Ia mengatakan sejak gempa Kumamoto tanggal 28 Juli 2026, KBRI Tokyo terus melakukan koordinasi dengan masyarakat Indonesia untuk mendata serta membantu WNI yang terkena dampak.
KBRI mengimbau WNI agar tetap mewaspadai gempa susulan serta mengikuti arahan dari otoritas setempat.
Tim Tanggap Darurat yang dipimpin oleh Sekretaris Pertama Fungsi Protokol Konsuler KBRI Tokyo Hernawan Bagaskoro Abid sudah menyalurkan bantuan ke berbagai kelompok masyarakat Indonesia yang terkena dampak gempa di Kota Uki maupun Kota Uto di Prefektur Kumamoto.

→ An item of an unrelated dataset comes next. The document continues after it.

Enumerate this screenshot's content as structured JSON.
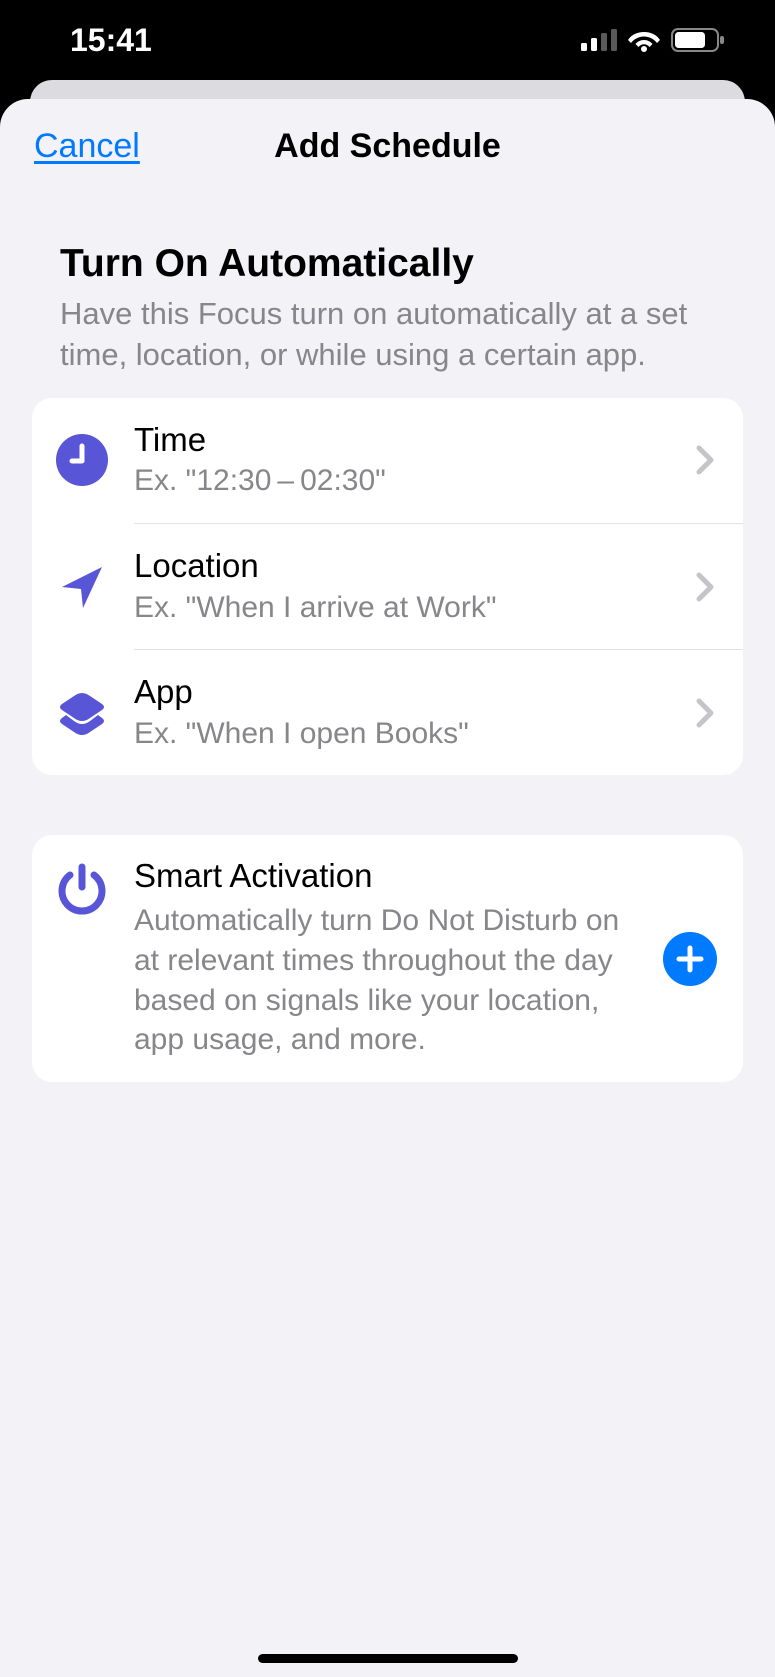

Bantuan berupa kebutuhan pokok seperti air minum, mie instan, beras, maupun obat-obatan, disalurkan lewat kerja sama dengan PPI Kumamoto dan Fumaku.
KBRI menyampaikan keprihatinan mendalam atas bencana yang terjadi di Kumamoto serta mengapresiasi solidaritas, dan kekompakan komunitas WNI yang membantu sesamanya.
KBRI Tokyo dan KJRI Osaka juga terus mengamati perkembangan situasi serta melakukan koordinasi dengan otoritas Jepang maupun masyarakat Indonesia di wilayah terkena dampak.
WNI yang terkena dampak atau mengetahui adanya WNI yang perlu bantuan kedaruratan, diharap segera menghubungi hotline KBRI Tokyo di +81-80-3506-8612 dan +81-80-4940-7419 dan hotline KJRI Osaka +81-80-3113-1003.
Meskipun aktivitas masyarakat mulai pulih, beberapa kebutuhan logistik maupun fasilitas publik di Kumamoto masih belum normal.
Pembelian kebutuhan pokok masih dibatasi sebab sistem logistik sepenuhnya belum stabil.